Código de Ética Profissional do Servidor Público destaca bem comum como razão de ser do serviço público
publicado: 30/04/2026 13h08, última modificação: 30/04/2026 13h08

Na ética deontológica, a noção de dever (deon) é primordial. Não se trata de um dever como obrigação que limita a liberdade. Trata-se, antes, de um dever que é expressão máxima da liberdade, resultado da reflexão, característica fundamental do ser humano. Dever, portanto, é a expressão máxima da liberdade. Em suas reflexões éticas, Kant formula a noção de Imperativo Categórico que é uma ordem que a razão dá para si ao agir eticamente. O primeiro imperativo categórico formulado pelo prussiano afirma que a ação deve ser guiada por uma máxima, que mesmo sendo particular, deve ser tomada como universal, pois qualquer indivíduo naquela situação agiria daquela forma.

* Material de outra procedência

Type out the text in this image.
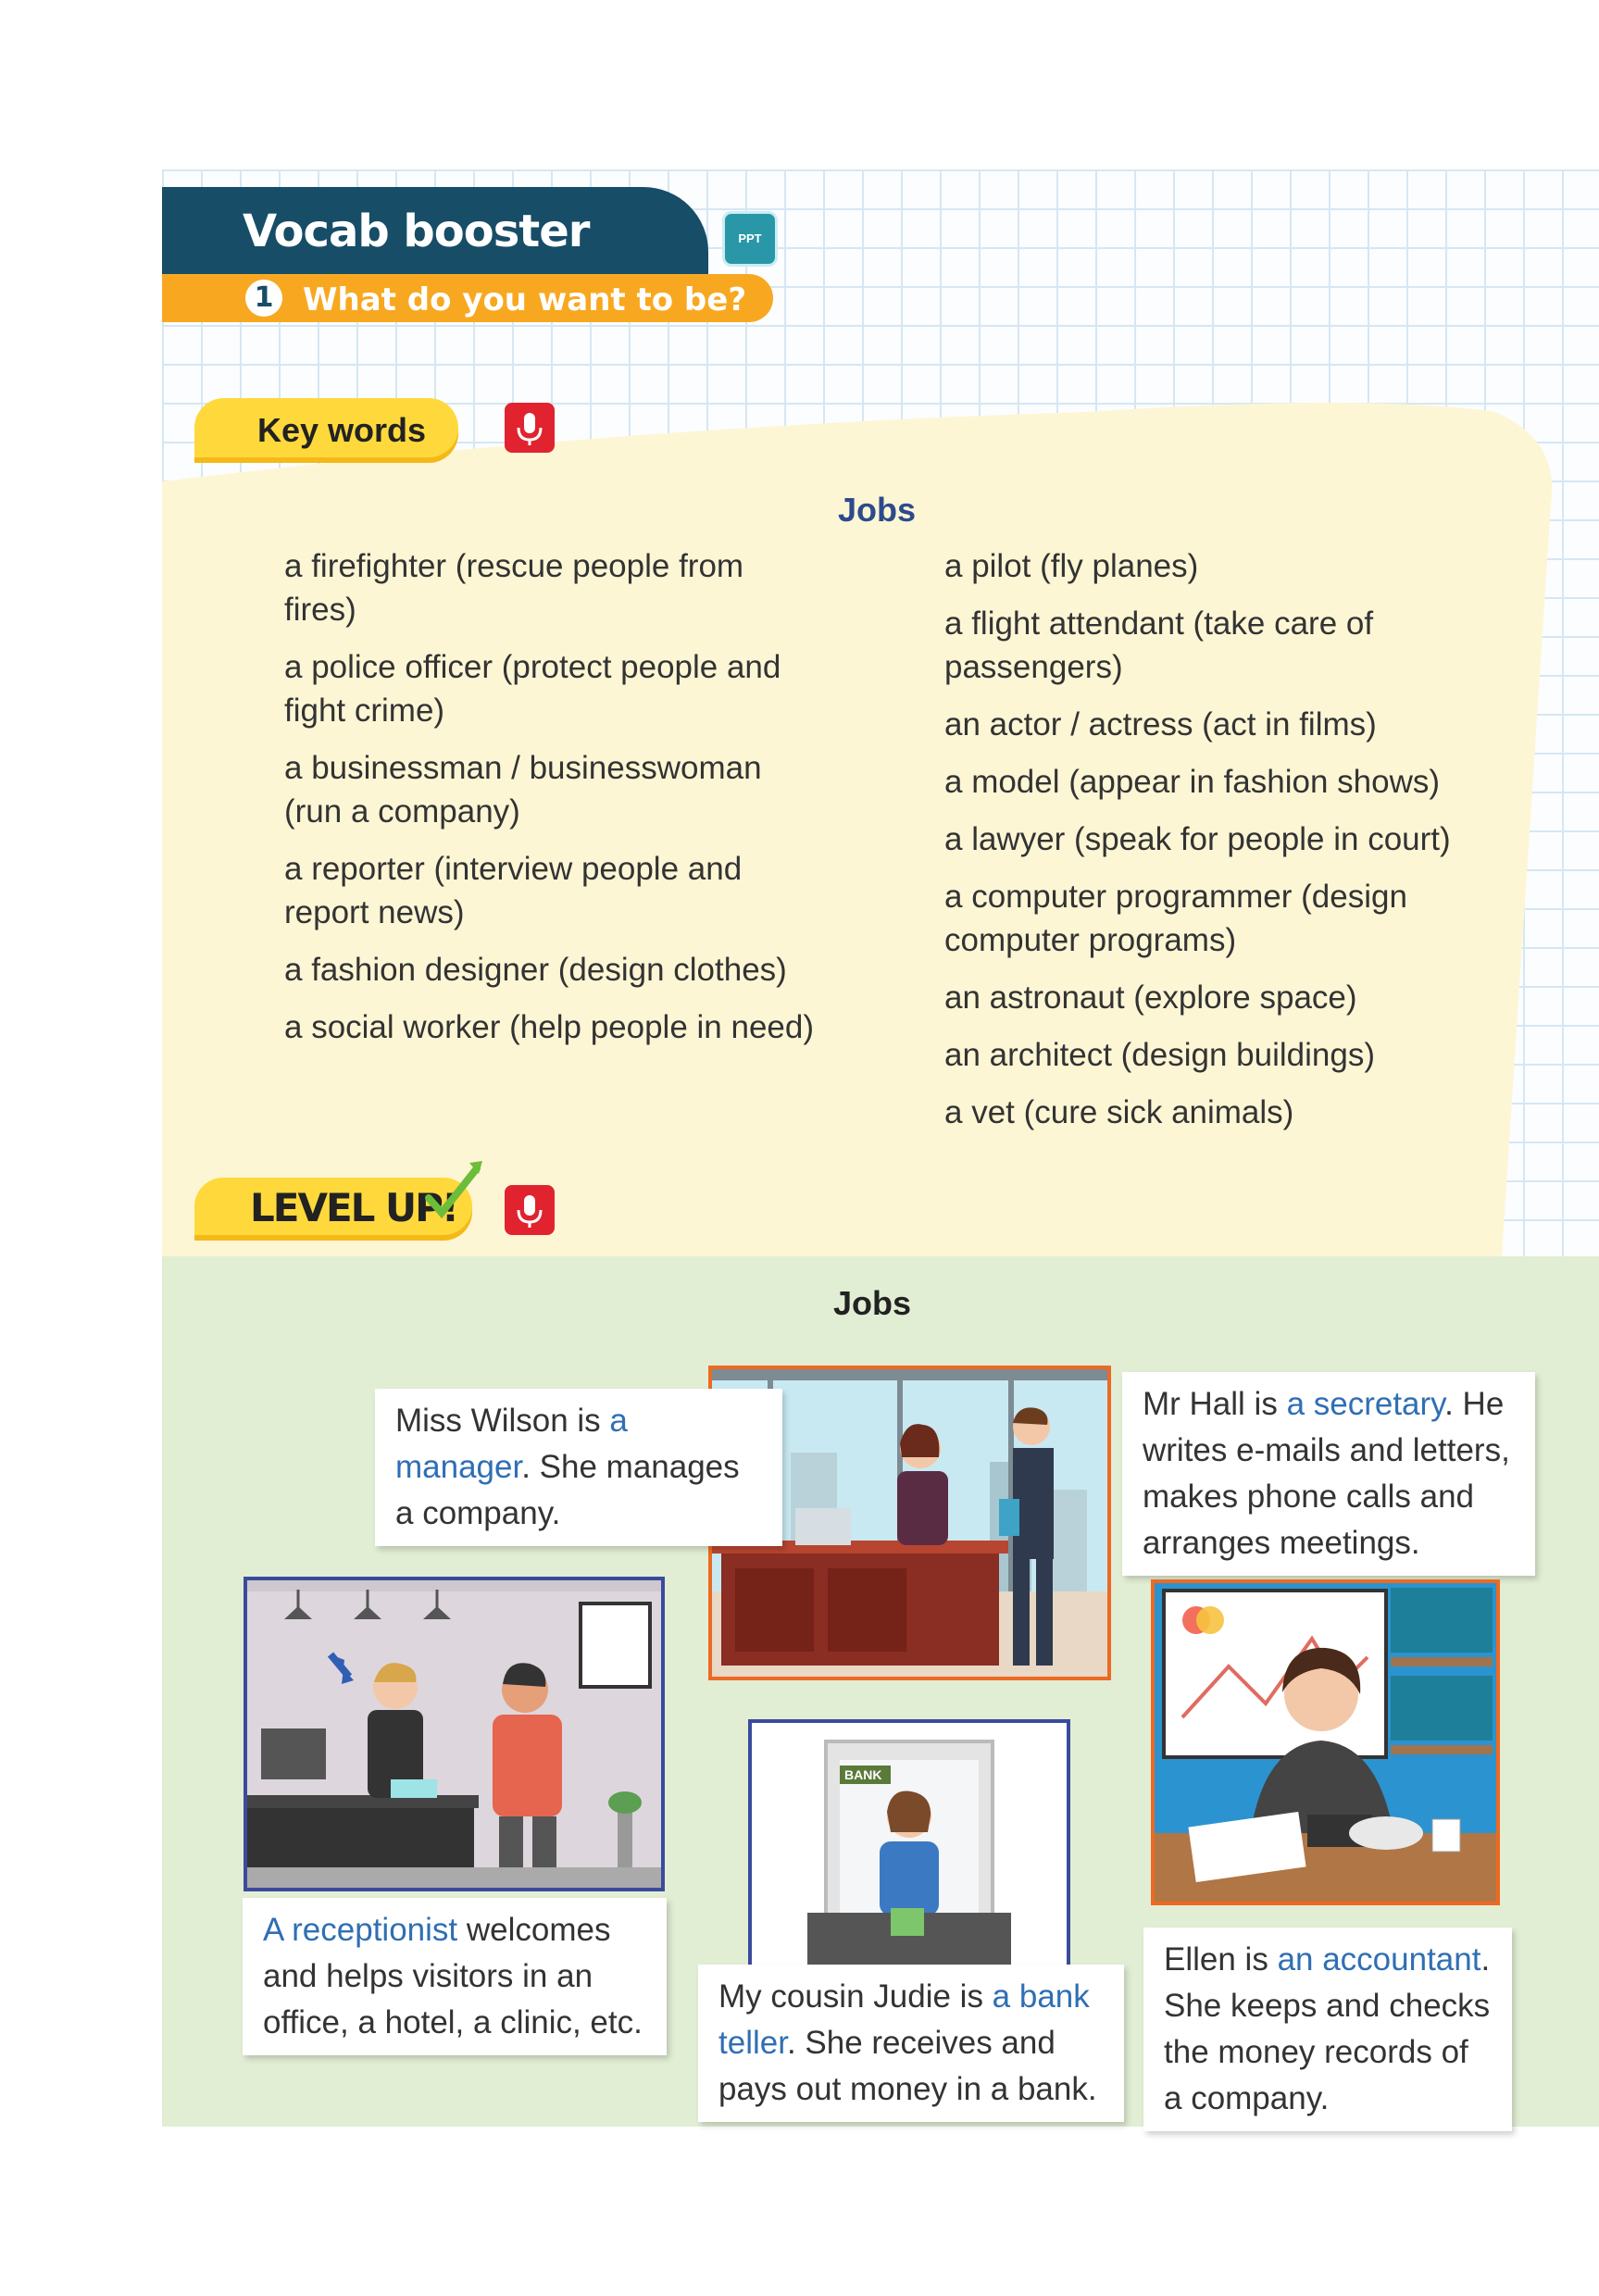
Vocab booster
1 What do you want to be?
PPT
Key words
Jobs
a firefighter (rescue people from fires)
a police officer (protect people and fight crime)
a businessman / businesswoman (run a company)
a reporter (interview people and report news)
a fashion designer (design clothes)
a social worker (help people in need)
a pilot (fly planes)
a flight attendant (take care of passengers)
an actor / actress (act in films)
a model (appear in fashion shows)
a lawyer (speak for people in court)
a computer programmer (design computer programs)
an astronaut (explore space)
an architect (design buildings)
a vet (cure sick animals)
LEVEL UP!
Jobs
Miss Wilson is a manager. She manages a company.
Mr Hall is a secretary. He writes e-mails and letters, makes phone calls and arranges meetings.
A receptionist welcomes and helps visitors in an office, a hotel, a clinic, etc.
BANK
My cousin Judie is a bank teller. She receives and pays out money in a bank.
Ellen is an accountant. She keeps and checks the money records of a company.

O Código de Ética Profissional do Servidor Público Civil do Poder Executivo Federal, nas regras deontológicas, diz que  “A moralidade da Administração Pública não se limita à distinção entre o bem e o mal, devendo ser acrescida da  ideia de que o fim é sempre o bem comum” (Seção I, III). No Instituto Federal de Minas Gerais, a expressão máxima da liberdade, um imperativo que deve nortear qualquer ação, é a certeza de que o que se faz, ou deixa de fazer, é por causa do bem comum, razão de ser do serviço público. Sempre que uma dúvida pairar sobre o que fazer, ou não fazer, o servidor precisa se perguntar: isso, conduz ao bem comum?